The thiol antioxidant 1,2-dithiole-3-thione stimulates the expression of heat shock protein 70 in dopaminergic PC12 cells

In Parkinsons disease (PD), the pathogenic factors oxidative stress and protein aggregation interact and culminate in the apoptotic death of (mainly catecholaminergic) neurons. The dithiolethiones comprise thiol antioxidants that are well known for their activation of the expression of a wide collection of cytoprotective genes, including genes coding for antioxidant enzymes. Given the observation that heat shock proteins (HSPs), in particular the heat shock protein 72 (HSP72), protects against cellular degeneration in various models of PD, the ability of the unsubstituted dithiolethione 1,2-dithiole-3-thione (D3T) to stimulate heat shock protein gene and protein expression was studied using the dopaminergic PC12 cell line.
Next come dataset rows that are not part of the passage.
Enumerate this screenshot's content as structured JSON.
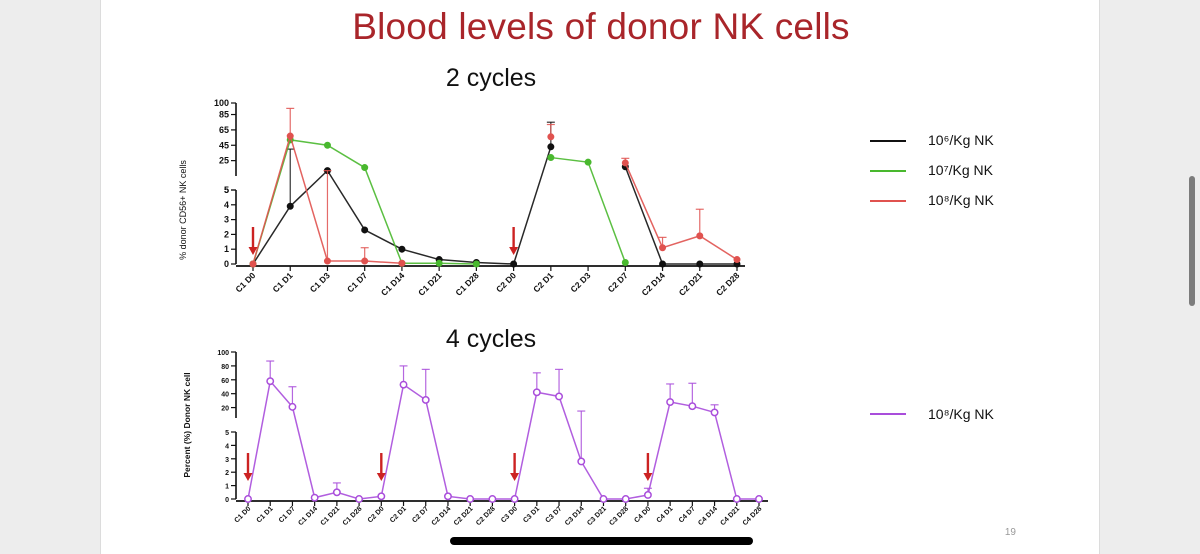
{
  "slide": {
    "title": "Blood levels of donor NK cells",
    "page_number": "19"
  },
  "colors": {
    "title": "#a9252a",
    "black_series": "#111111",
    "green_series": "#49b82e",
    "red_series": "#e0524f",
    "purple_series": "#a94ddb",
    "arrow": "#cc2222"
  },
  "chart_data": [
    {
      "type": "line",
      "title": "2 cycles",
      "ylabel": "% donor CD56+ NK cells",
      "categories": [
        "C1 D0",
        "C1 D1",
        "C1 D3",
        "C1 D7",
        "C1 D14",
        "C1 D21",
        "C1 D28",
        "C2 D0",
        "C2 D1",
        "C2 D3",
        "C2 D7",
        "C2 D14",
        "C2 D21",
        "C2 D28"
      ],
      "y_axis": {
        "type": "split",
        "lower": {
          "range": [
            0,
            5
          ],
          "ticks": [
            "0",
            "1",
            "2",
            "3",
            "4",
            "5"
          ]
        },
        "upper": {
          "range": [
            5,
            100
          ],
          "ticks": [
            "5",
            "25",
            "45",
            "65",
            "85",
            "100"
          ]
        }
      },
      "series": [
        {
          "name": "10⁶/Kg NK",
          "color_key": "black_series",
          "values": [
            0,
            3.9,
            12,
            2.3,
            1.0,
            0.3,
            0.1,
            0,
            43,
            null,
            17,
            0,
            0,
            0
          ],
          "error": [
            null,
            40,
            null,
            null,
            null,
            null,
            null,
            null,
            75,
            null,
            null,
            null,
            null,
            null
          ]
        },
        {
          "name": "10⁷/Kg NK",
          "color_key": "green_series",
          "values": [
            0,
            52,
            45,
            16,
            0.05,
            0.05,
            0,
            null,
            29,
            23,
            0.1,
            null,
            null,
            null
          ],
          "error": [
            null,
            null,
            null,
            null,
            null,
            null,
            null,
            null,
            null,
            null,
            null,
            null,
            null,
            null
          ]
        },
        {
          "name": "10⁸/Kg NK",
          "color_key": "red_series",
          "values": [
            0,
            57,
            0.2,
            0.2,
            0.05,
            null,
            null,
            null,
            56,
            null,
            22,
            1.1,
            1.9,
            0.3
          ],
          "error": [
            null,
            93,
            12,
            1.1,
            null,
            null,
            null,
            null,
            72,
            null,
            28,
            1.8,
            3.7,
            null
          ]
        }
      ],
      "arrows_at": [
        "C1 D0",
        "C2 D0"
      ]
    },
    {
      "type": "line",
      "title": "4 cycles",
      "ylabel": "Percent (%) Donor NK cell",
      "categories": [
        "C1 D0",
        "C1 D1",
        "C1 D7",
        "C1 D14",
        "C1 D21",
        "C1 D28",
        "C2 D0",
        "C2 D1",
        "C2 D7",
        "C2 D14",
        "C2 D21",
        "C2 D28",
        "C3 D0",
        "C3 D1",
        "C3 D7",
        "C3 D14",
        "C3 D21",
        "C3 D28",
        "C4 D0",
        "C4 D1",
        "C4 D7",
        "C4 D14",
        "C4 D21",
        "C4 D28"
      ],
      "y_axis": {
        "type": "split",
        "lower": {
          "range": [
            0,
            5
          ],
          "ticks": [
            "0",
            "1",
            "2",
            "3",
            "4",
            "5"
          ]
        },
        "upper": {
          "range": [
            5,
            100
          ],
          "ticks": [
            "20",
            "40",
            "60",
            "80",
            "100"
          ]
        }
      },
      "series": [
        {
          "name": "10⁸/Kg NK",
          "color_key": "purple_series",
          "values": [
            0,
            58,
            21,
            0.1,
            0.5,
            0,
            0.2,
            53,
            31,
            0.2,
            0,
            0,
            0,
            42,
            36,
            2.8,
            0,
            0,
            0.3,
            28,
            22,
            13,
            0,
            0
          ],
          "error": [
            null,
            87,
            50,
            null,
            1.2,
            null,
            null,
            80,
            75,
            null,
            null,
            null,
            null,
            70,
            75,
            15,
            null,
            null,
            0.8,
            54,
            55,
            24,
            null,
            null
          ]
        }
      ],
      "arrows_at": [
        "C1 D0",
        "C2 D0",
        "C3 D0",
        "C4 D0"
      ]
    }
  ]
}
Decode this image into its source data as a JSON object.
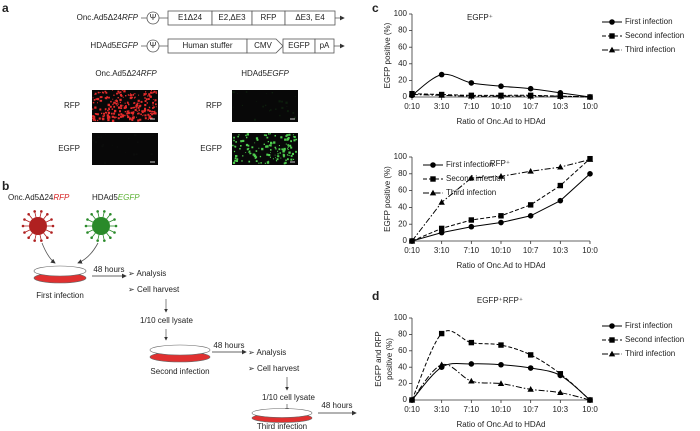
{
  "panels": {
    "a": {
      "label": "a",
      "constructs": [
        {
          "name": {
            "prefix": "Onc.Ad5Δ24",
            "suffix": "RFP"
          },
          "elements": [
            "Ψ",
            "E1Δ24",
            "E2,ΔE3",
            "RFP",
            "ΔE3, E4"
          ]
        },
        {
          "name": {
            "prefix": "HDAd5",
            "suffix": "EGFP"
          },
          "elements": [
            "Ψ",
            "Human stuffer",
            "CMV",
            "EGFP",
            "pA"
          ]
        }
      ],
      "image_columns": [
        {
          "prefix": "Onc.Ad5Δ24",
          "suffix": "RFP"
        },
        {
          "prefix": "HDAd5",
          "suffix": "EGFP"
        }
      ],
      "image_rows": [
        "RFP",
        "EGFP"
      ]
    },
    "b": {
      "label": "b",
      "viruses": [
        {
          "prefix": "Onc.Ad5Δ24",
          "suffix": "RFP"
        },
        {
          "prefix": "HDAd5",
          "suffix": "EGFP"
        }
      ],
      "steps": [
        "First infection",
        "Second infection",
        "Third infection"
      ],
      "duration": "48 hours",
      "bullet": "➢",
      "actions": [
        "Analysis",
        "Cell harvest"
      ],
      "transfer": "1/10 cell lysate"
    },
    "c": {
      "label": "c"
    },
    "d": {
      "label": "d"
    }
  },
  "chart_data": [
    {
      "type": "line",
      "title": "EGFP⁺",
      "x_label": "Ratio of Onc.Ad to HDAd",
      "y_label": [
        "EGFP positive (%)"
      ],
      "categories": [
        "0:10",
        "3:10",
        "7:10",
        "10:10",
        "10:7",
        "10:3",
        "10:0"
      ],
      "ylim": [
        0,
        100
      ],
      "yticks": [
        0,
        20,
        40,
        60,
        80,
        100
      ],
      "grid": false,
      "smooth": true,
      "legend": "upper right",
      "series": [
        {
          "name": "First infection",
          "color": "#000000",
          "marker": "circle",
          "line_style": "solid",
          "values": [
            2,
            27,
            17,
            13,
            10,
            5,
            0
          ]
        },
        {
          "name": "Second infection",
          "color": "#000000",
          "marker": "square",
          "line_style": "dashed",
          "values": [
            4,
            3,
            2,
            2,
            2,
            1,
            0
          ]
        },
        {
          "name": "Third infection",
          "color": "#000000",
          "marker": "triangle",
          "line_style": "dashdot",
          "values": [
            3,
            2,
            1,
            1,
            1,
            1,
            0
          ]
        }
      ]
    },
    {
      "type": "line",
      "title": "RFP⁺",
      "x_label": "Ratio of Onc.Ad to HDAd",
      "y_label": [
        "EGFP positive (%)"
      ],
      "categories": [
        "0:10",
        "3:10",
        "7:10",
        "10:10",
        "10:7",
        "10:3",
        "10:0"
      ],
      "ylim": [
        0,
        100
      ],
      "yticks": [
        0,
        20,
        40,
        60,
        80,
        100
      ],
      "grid": false,
      "smooth": false,
      "legend": "upper left",
      "series": [
        {
          "name": "First infection",
          "color": "#000000",
          "marker": "circle",
          "line_style": "solid",
          "values": [
            0,
            10,
            17,
            22,
            30,
            48,
            80
          ]
        },
        {
          "name": "Second infection",
          "color": "#000000",
          "marker": "square",
          "line_style": "dashed",
          "values": [
            0,
            15,
            25,
            30,
            43,
            66,
            98
          ]
        },
        {
          "name": "Third infection",
          "color": "#000000",
          "marker": "triangle",
          "line_style": "dashdot",
          "values": [
            0,
            46,
            75,
            77,
            83,
            88,
            97
          ]
        }
      ]
    },
    {
      "type": "line",
      "title": "EGFP⁺RFP⁺",
      "x_label": "Ratio of Onc.Ad to HDAd",
      "y_label": [
        "EGFP and RFP",
        "positive (%)"
      ],
      "categories": [
        "0:10",
        "3:10",
        "7:10",
        "10:10",
        "10:7",
        "10:3",
        "10:0"
      ],
      "ylim": [
        0,
        100
      ],
      "yticks": [
        0,
        20,
        40,
        60,
        80,
        100
      ],
      "grid": false,
      "smooth": true,
      "legend": "upper right",
      "series": [
        {
          "name": "First infection",
          "color": "#000000",
          "marker": "circle",
          "line_style": "solid",
          "values": [
            0,
            40,
            44,
            43,
            39,
            30,
            0
          ]
        },
        {
          "name": "Second infection",
          "color": "#000000",
          "marker": "square",
          "line_style": "dashed",
          "values": [
            0,
            81,
            70,
            67,
            55,
            32,
            0
          ]
        },
        {
          "name": "Third infection",
          "color": "#000000",
          "marker": "triangle",
          "line_style": "dashdot",
          "values": [
            0,
            43,
            23,
            20,
            13,
            9,
            0
          ]
        }
      ]
    }
  ]
}
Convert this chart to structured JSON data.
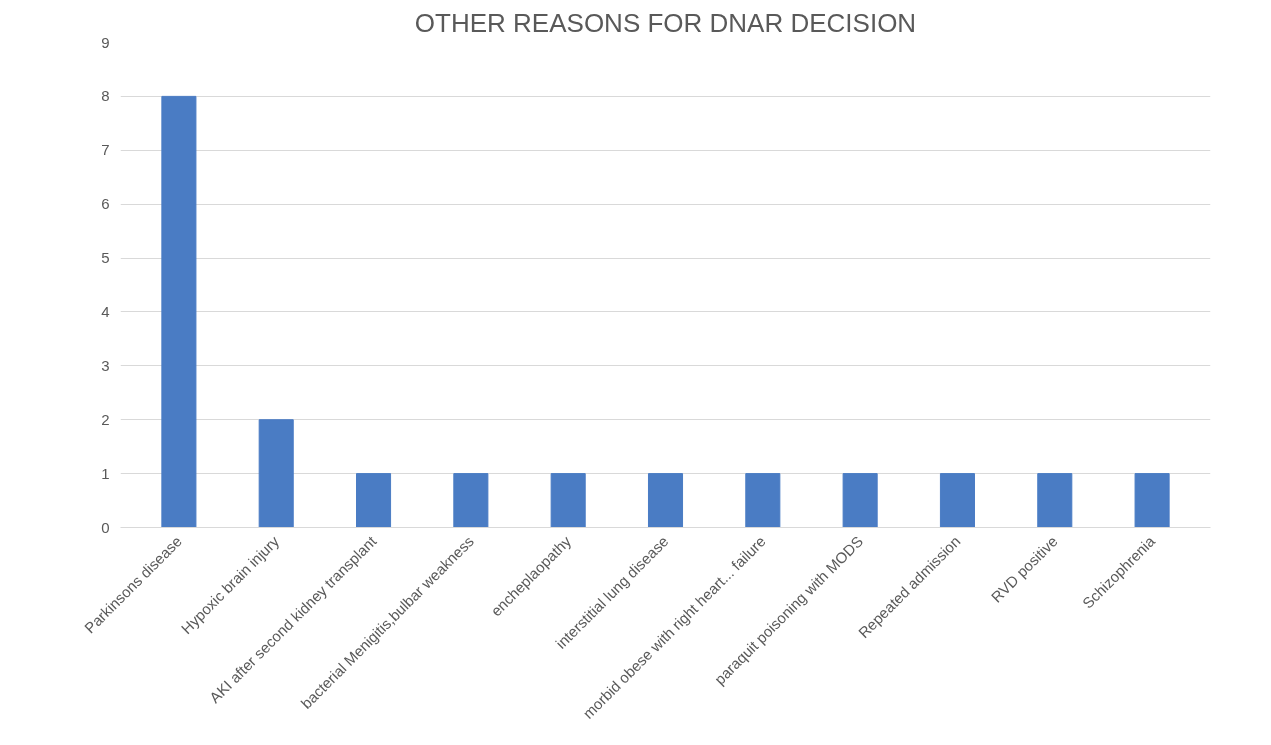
{
  "chart_data": {
    "type": "bar",
    "title": "OTHER REASONS FOR DNAR DECISION",
    "categories": [
      "Parkinsons disease",
      "Hypoxic brain injury",
      "AKI after second kidney transplant",
      "bacterial Menigitis,bulbar weakness",
      "encheplaopathy",
      "interstitial lung disease",
      "morbid obese with right heart... failure",
      "paraquit poisoning with MODS",
      "Repeated admission",
      "RVD positive",
      "Schizophrenia"
    ],
    "values": [
      8,
      2,
      1,
      1,
      1,
      1,
      1,
      1,
      1,
      1,
      1
    ],
    "color": "#4a7cc4",
    "ylim": [
      0,
      9
    ],
    "yticks": [
      0,
      1,
      2,
      3,
      4,
      5,
      6,
      7,
      8,
      9
    ],
    "grid": "y"
  }
}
As anticipated, D3T stimulated the expression of the antioxidant enzyme NAD(P)H:quinone oxidoreductase 1 (NQO1). Quantitative PCR analysis revealed that D3T stimulates the expression of the inducible, cytoplasmic HSP72. Moreover, D3T strongly potentiated HSP72 gene and protein expression in heat-stressed cells. Taken together, our data show that, in addition to antioxidant enzymes, D3T stimulates the expression of HSP72, a chaperone shown to be neuroprotective in various models of PD, in particular under conditions of cellular stress. Thus, the broad range manipulation of endogenous cellular defense mechanisms, through D3T, may represent an innovative approach to therapeutic intervention in PD.